A título pessoal, no constante exercício de coerência e auto-crítica, entendo esta tomada de posição como uma inflexão radical (mas não centrista) da estratégia do Presidente quanto à atitude do MEP face às questões fracturantes. Desde sempre, antes e após o esforço de consensualização que realizámos, afirmámos publicamente que há pelos menos 100 questões mais prioritárias do que qualquer uma das questões fracturantes que nos vão acenando. Ainda que pessoalmente, incluísse a questão do casamento gay entre as minhas 100 questões mais importantes, como cheguei a afirmá-lo, consegui entender e defender que o espaço político e mediático está há demasiado tempo condicionado, viciado e entupido com questões fracturante e julgo ter sido desde a primeira hora um defensor desse posicionamento do MEP.
Procurámos uma opinião consensual a nível interno, procurámos que essa posição pudesse ser fonte de pontes e consenso a nível externo, recusámo-nos a colocar expressamente qualquer referência explícita nos nossos programas fundacional e eleitoral e fomos protagonistas de causas muito caras e alheias a esta matéria.

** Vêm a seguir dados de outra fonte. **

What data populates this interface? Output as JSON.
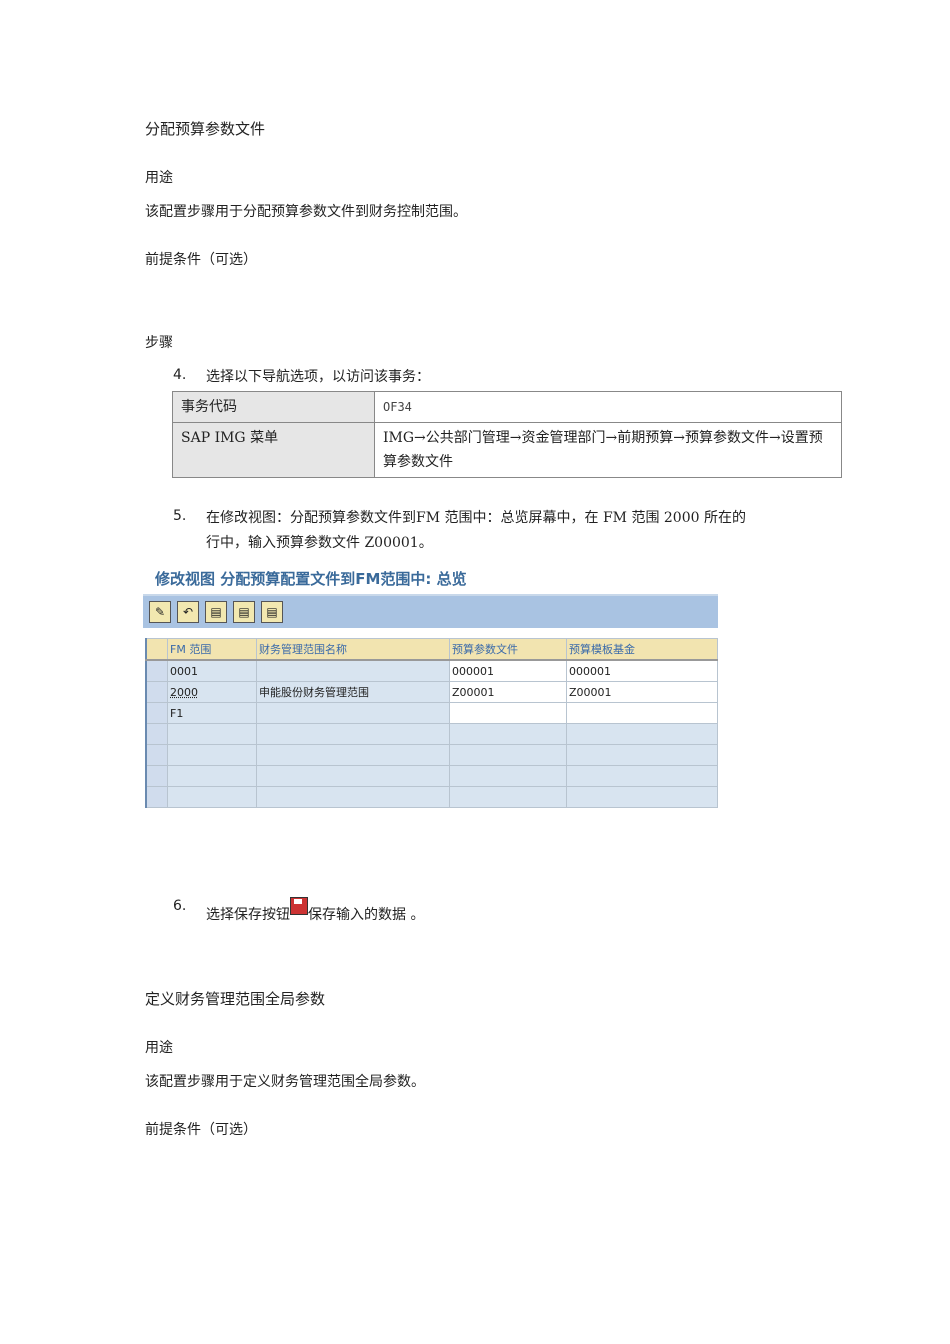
{
  "section1": {
    "title": "分配预算参数文件",
    "purpose_h": "用途",
    "purpose": "该配置步骤用于分配预算参数文件到财务控制范围。",
    "prereq": "前提条件（可选）",
    "steps_h": "步骤"
  },
  "step4": {
    "num": "4.",
    "text": "选择以下导航选项，以访问该事务："
  },
  "nav_table": [
    {
      "k": "事务代码",
      "v": "OF34"
    },
    {
      "k": "SAP IMG 菜单",
      "v": "IMG→公共部门管理→资金管理部门→前期预算→预算参数文件→设置预算参数文件"
    }
  ],
  "step5": {
    "num": "5.",
    "line1": "在修改视图：分配预算参数文件到FM 范围中：总览屏幕中，在 FM 范围 2000 所在的",
    "line2": "行中，输入预算参数文件 Z00001。"
  },
  "sap": {
    "title": "修改视图 分配预算配置文件到FM范围中: 总览",
    "toolbar": [
      "✎",
      "↶",
      "▤",
      "▤",
      "▤"
    ],
    "headers": [
      "FM 范围",
      "财务管理范围名称",
      "预算参数文件",
      "预算模板基金"
    ],
    "rows": [
      [
        "0001",
        "",
        "000001",
        "000001"
      ],
      [
        "2000",
        "申能股份财务管理范围",
        "Z00001",
        "Z00001"
      ],
      [
        "F1",
        "",
        "",
        ""
      ]
    ]
  },
  "step6": {
    "num": "6.",
    "a": "选择保存按钮",
    "b": "保存输入的数据 。"
  },
  "section2": {
    "title": "定义财务管理范围全局参数",
    "purpose_h": "用途",
    "purpose": "该配置步骤用于定义财务管理范围全局参数。",
    "prereq": "前提条件（可选）"
  }
}
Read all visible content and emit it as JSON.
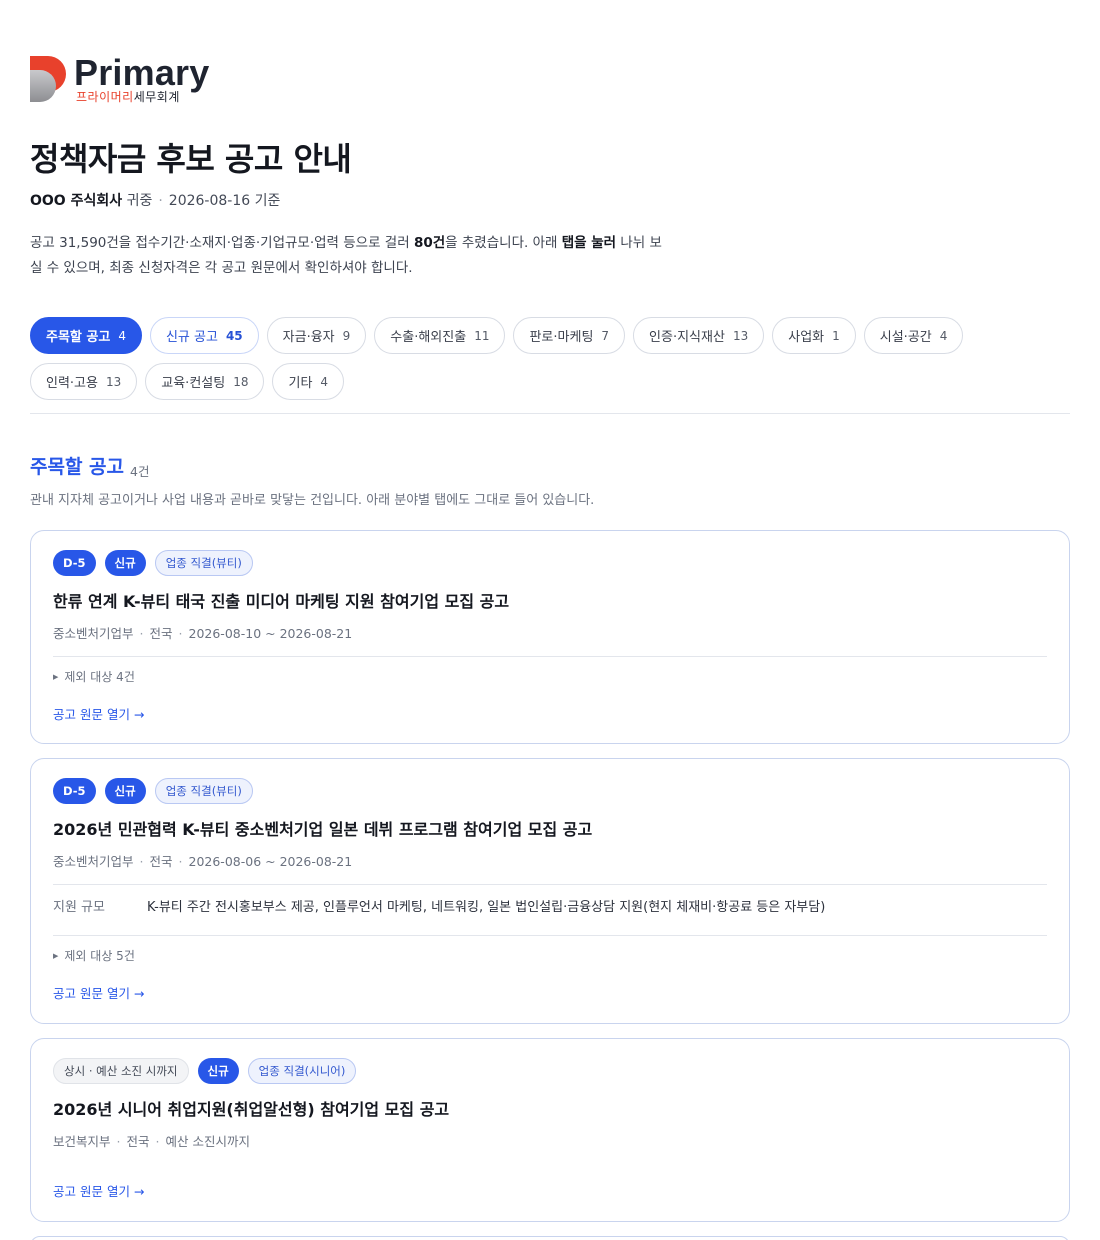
{
  "logo": {
    "word": "Primary",
    "sub_red": "프라이머리",
    "sub_dark": "세무회계"
  },
  "header": {
    "title": "정책자금 후보 공고 안내",
    "company": "OOO 주식회사",
    "honorific": "귀중",
    "date": "2026-08-16 기준"
  },
  "intro": {
    "p1": "공고 31,590건을 접수기간·소재지·업종·기업규모·업력 등으로 걸러 ",
    "b1": "80건",
    "p2": "을 추렸습니다. 아래 ",
    "b2": "탭을 눌러",
    "p3": " 나뉘 보실 수 있으며, 최종 신청자격은 각 공고 원문에서 확인하셔야 합니다."
  },
  "tabs": [
    {
      "label": "주목할 공고",
      "count": "4",
      "state": "active"
    },
    {
      "label": "신규 공고",
      "count": "45",
      "state": "new"
    },
    {
      "label": "자금·융자",
      "count": "9",
      "state": ""
    },
    {
      "label": "수출·해외진출",
      "count": "11",
      "state": ""
    },
    {
      "label": "판로·마케팅",
      "count": "7",
      "state": ""
    },
    {
      "label": "인증·지식재산",
      "count": "13",
      "state": ""
    },
    {
      "label": "사업화",
      "count": "1",
      "state": ""
    },
    {
      "label": "시설·공간",
      "count": "4",
      "state": ""
    },
    {
      "label": "인력·고용",
      "count": "13",
      "state": ""
    },
    {
      "label": "교육·컨설팅",
      "count": "18",
      "state": ""
    },
    {
      "label": "기타",
      "count": "4",
      "state": ""
    }
  ],
  "section": {
    "title": "주목할 공고",
    "count": "4건",
    "desc": "관내 지자체 공고이거나 사업 내용과 곧바로 맞닿는 건입니다. 아래 분야별 탭에도 그대로 들어 있습니다."
  },
  "cards": [
    {
      "badges": [
        {
          "text": "D-5",
          "style": "solid"
        },
        {
          "text": "신규",
          "style": "solid"
        },
        {
          "text": "업종 직결(뷰티)",
          "style": "outline"
        }
      ],
      "title": "한류 연계 K-뷰티 태국 진출 미디어 마케팅 지원 참여기업 모집 공고",
      "agency": "중소벤처기업부",
      "region": "전국",
      "period": "2026-08-10 ~ 2026-08-21",
      "support_label": "",
      "support_value": "",
      "exclude": "제외 대상 4건",
      "link": "공고 원문 열기 →"
    },
    {
      "badges": [
        {
          "text": "D-5",
          "style": "solid"
        },
        {
          "text": "신규",
          "style": "solid"
        },
        {
          "text": "업종 직결(뷰티)",
          "style": "outline"
        }
      ],
      "title": "2026년 민관협력 K-뷰티 중소벤처기업 일본 데뷔 프로그램 참여기업 모집 공고",
      "agency": "중소벤처기업부",
      "region": "전국",
      "period": "2026-08-06 ~ 2026-08-21",
      "support_label": "지원 규모",
      "support_value": "K-뷰티 주간 전시홍보부스 제공, 인플루언서 마케팅, 네트워킹, 일본 법인설립·금융상담 지원(현지 체재비·항공료 등은 자부담)",
      "exclude": "제외 대상 5건",
      "link": "공고 원문 열기 →"
    },
    {
      "badges": [
        {
          "text": "상시 · 예산 소진 시까지",
          "style": "gray"
        },
        {
          "text": "신규",
          "style": "solid"
        },
        {
          "text": "업종 직결(시니어)",
          "style": "outline"
        }
      ],
      "title": "2026년 시니어 취업지원(취업알선형) 참여기업 모집 공고",
      "agency": "보건복지부",
      "region": "전국",
      "period": "예산 소진시까지",
      "support_label": "",
      "support_value": "",
      "exclude": "",
      "link": "공고 원문 열기 →"
    }
  ]
}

Contrariamente a outros, nunca agimos sobre estas questões, apenas reagimos quando interpelados. E, na minha opinião, quando me apresentei a deputado todos estariam à espera com naturalidade que se eleitos, teríamos votações diferentes reflectindo a diversidade do MEP nesta matéria. Em bom rigor, quem é favorável à posição de alargar o casamento civil a pessoas do mesmo sexo que votou no MEP sabia que muito provavelmente estaria a eleger um deputado ou dois, no máximo e que dessa votação sairiam eleitos que votariam contra a alteração da lei. Mesmo assim, todos nos dedicámos e empenhámos de forma determinada, afinal, esta questão não era prioritária nem fazia parte das razões fundamentais que nos teríamos unido em torno do MEP.
Hoje, na eminência de mais uma guerra de trincheiras nacional, estaríamos em condições para voltar a fazer a diferença, mostrando que há uma via alternativa para o entendimento bem menos fracturante. Algo com que, na minha opinião, nos comprometemos junto do eleitorado.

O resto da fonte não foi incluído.